Latest revision as of 19:21, 10 June 2022

Description

platypus website  

Platypus is a tool designed for efficient and accurate variant-detection in high-throughput sequencing data. By using local realignment of reads and local assembly it achieves both high sensitivity and high specificity. Platypus can detect SNPs, MNPs, short indels, replacements and (using the assembly option) deletions up to several kb. It has been extensively tested on whole-genome, exon-capture, and targeted capture data, it has been run on very large datasets as part of the Thousand Genomes and WGS500 projects, and is being used in clinical sequencing trials in the Mainstreaming Cancer Genetics programme. Platypus has been thoroughly tested on data mapped with Stampy and BWA. It has not been tested with other mappers, but it should behave well. Platypus has been used to detect variants inhHuman, mouse, rat and chimpanzee samples, amongst others, and it should perform well on data from any diploid organism.
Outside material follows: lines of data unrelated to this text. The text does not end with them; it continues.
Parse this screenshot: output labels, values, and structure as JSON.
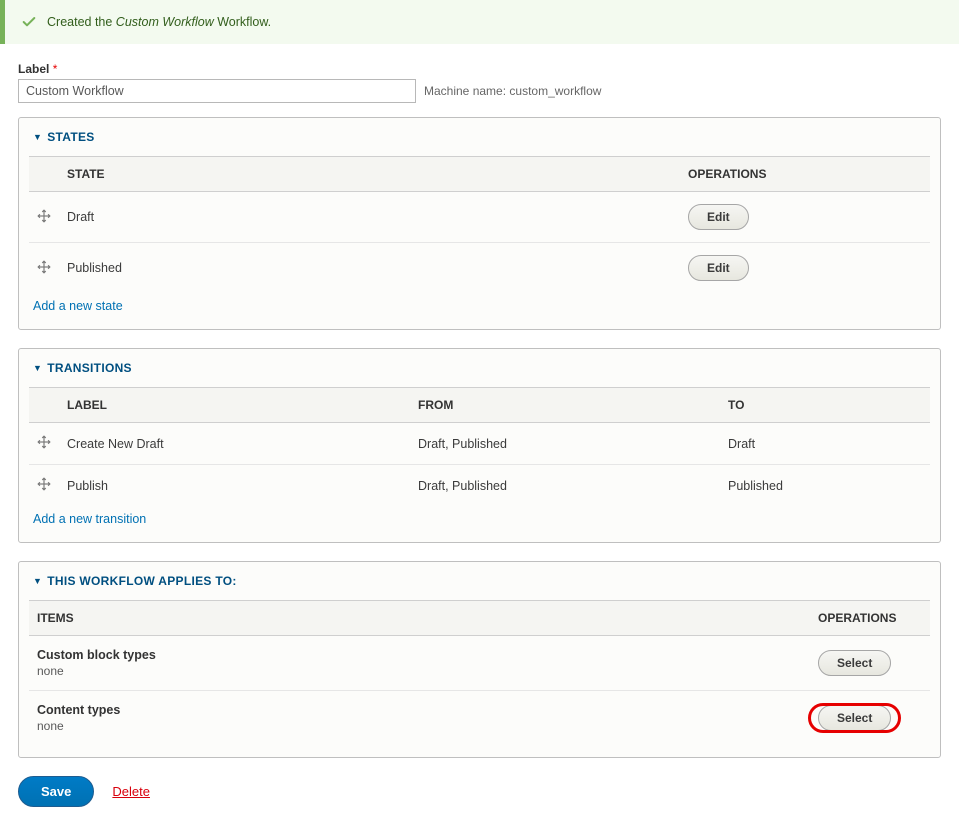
{
  "status_message": {
    "prefix": "Created the ",
    "emphasis": "Custom Workflow",
    "suffix": " Workflow."
  },
  "label_field": {
    "label": "Label",
    "value": "Custom Workflow",
    "machine_prefix": "Machine name: ",
    "machine_name": "custom_workflow"
  },
  "states": {
    "heading": "States",
    "columns": {
      "state": "State",
      "operations": "Operations"
    },
    "rows": [
      {
        "name": "Draft",
        "op": "Edit"
      },
      {
        "name": "Published",
        "op": "Edit"
      }
    ],
    "add_link": "Add a new state"
  },
  "transitions": {
    "heading": "Transitions",
    "columns": {
      "label": "Label",
      "from": "From",
      "to": "To"
    },
    "rows": [
      {
        "label": "Create New Draft",
        "from": "Draft, Published",
        "to": "Draft"
      },
      {
        "label": "Publish",
        "from": "Draft, Published",
        "to": "Published"
      }
    ],
    "add_link": "Add a new transition"
  },
  "applies": {
    "heading": "This workflow applies to:",
    "columns": {
      "items": "Items",
      "operations": "Operations"
    },
    "rows": [
      {
        "item": "Custom block types",
        "none": "none",
        "op": "Select",
        "highlight": false
      },
      {
        "item": "Content types",
        "none": "none",
        "op": "Select",
        "highlight": true
      }
    ]
  },
  "actions": {
    "save": "Save",
    "delete": "Delete"
  }
}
It has also been used to find somatic mutations in cancer, and mozaic mutations in human exome data.

Environment Modules

Run module spider platypus to find out what environment modules are available for this application.

System Variables

  • HPC_PLATYPUS_DIR - installation directory




Citation

If you publish research that uses platypus you have to cite it as follows:

Andy Rimmer, Hang Phan, Iain Mathieson, Zamin Iqbal, Stephen R. F. Twigg, WGS500 Consortium, Andrew O. M. Wilkie, Gil McVean, Gerton Lunter. Integrating mapping-, assembly- and haplotype-based approaches for calling variants in clinical sequencing applications.